Consider ${A = \begin {bmatrix} 1 & 2 & 3 \\ 9 & 6 & 4 \end {bmatrix}}$.

1) ${R_{i}+ c{R_j}}$

Take $i$th row. To each element of $R_i$, add the number $c \times R_j$, such that both elements belong to same column. For example, $R_2 + 2 R_1$ would give,

${\begin {bmatrix} 1 & 2 & 3 \\ 9+2(1) & 6+2(2) & 4+2(3) \end {bmatrix} = \begin {bmatrix} 1 & 2 & 3 \\ 11 & 10 & 10 \end {bmatrix}}$

Call this matrix $D$.

2) ${c R_i}$

Take $i$th row. Multiply each element of $R_i$ by a constant $c$. For example, the matrix $D$ will get transformed to another matrix under $\frac 1 2 R_1$.
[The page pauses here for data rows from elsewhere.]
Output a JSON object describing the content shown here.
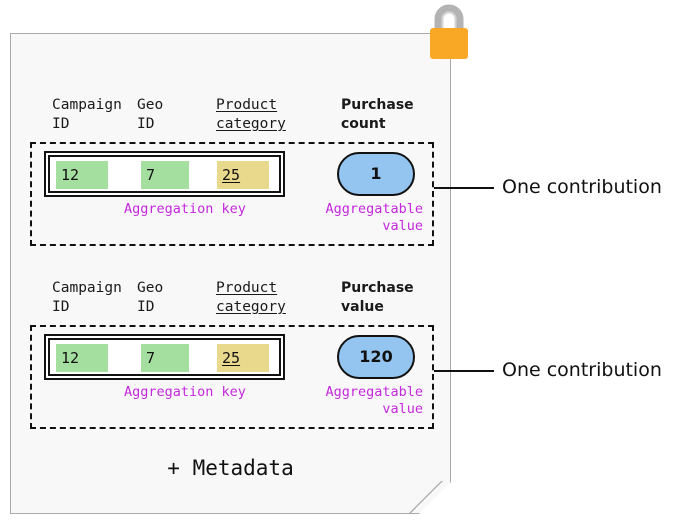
{
  "document": {
    "lock_icon": "padlock-icon",
    "metadata_label": "+ Metadata",
    "fill_color": "#f8f8f8",
    "border_color": "#a9a9a9"
  },
  "colors": {
    "lock_body": "#f9a825",
    "lock_shackle": "#b3b3b3",
    "key_green": "#a5dfa0",
    "key_yellow": "#e9d98d",
    "value_blue": "#93c5f0",
    "annotation_purple": "#c428dc",
    "outline_black": "#111111"
  },
  "contributions": [
    {
      "headers": {
        "campaign_id": "Campaign\nID",
        "geo_id": "Geo\nID",
        "product_category": "Product\ncategory",
        "metric": "Purchase\ncount"
      },
      "aggregation_key": {
        "campaign_id": "12",
        "geo_id": "7",
        "product_category": "25"
      },
      "aggregatable_value": "1",
      "key_annotation": "Aggregation key",
      "value_annotation": "Aggregatable\nvalue",
      "callout": "One contribution"
    },
    {
      "headers": {
        "campaign_id": "Campaign\nID",
        "geo_id": "Geo\nID",
        "product_category": "Product\ncategory",
        "metric": "Purchase\nvalue"
      },
      "aggregation_key": {
        "campaign_id": "12",
        "geo_id": "7",
        "product_category": "25"
      },
      "aggregatable_value": "120",
      "key_annotation": "Aggregation key",
      "value_annotation": "Aggregatable\nvalue",
      "callout": "One contribution"
    }
  ]
}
${\begin {bmatrix} \frac 1 2 & \frac 2 2 & \frac 3 2 \\ 11 & 10 & 10 \end {bmatrix} = \begin {bmatrix} 0.5 & 1 & 1.5 \\ 11 & 10 & 10 \end {bmatrix}}$

• #### Column Transformations

Again consider ${A = \begin {bmatrix} 1 & 2 & 3 \\ 9 & 6 & 4 \end {bmatrix}}$.

1) ${C_{i}+ c{C_j}}$

Take $i$th column. To each element of $C_i$, add the number $c \times C_j$, such that both elements belong to same row. For example, $C_2 + 2 C_1$ would give,

${\begin {bmatrix} 1 & 2+2(1) & 3 \\ 9 & 6+2(9) & 4 \end {bmatrix}= \begin {bmatrix} 1 & 4 & 3 \\ 9 & 24 & 4 \end {bmatrix}}$

Call this matrix $E$.

2) ${c C_i}$

Take $i$th column. Multiply each element of $C_i$ by a constant $c$. For example, the matrix $E$ will get transformed to another matrix under $\frac 1 4 C_3$.

${\begin {bmatrix} 1 & 4& \frac 3 4 \\ 9 & 24 & \frac 4 4 \end {bmatrix} = \begin {bmatrix} 1 & 4 & 0.75 \\ 9 & 24 & 1 \end {bmatrix}}$

NOTE: The transformations are a very useful tool in obtaining inverse of a matrix.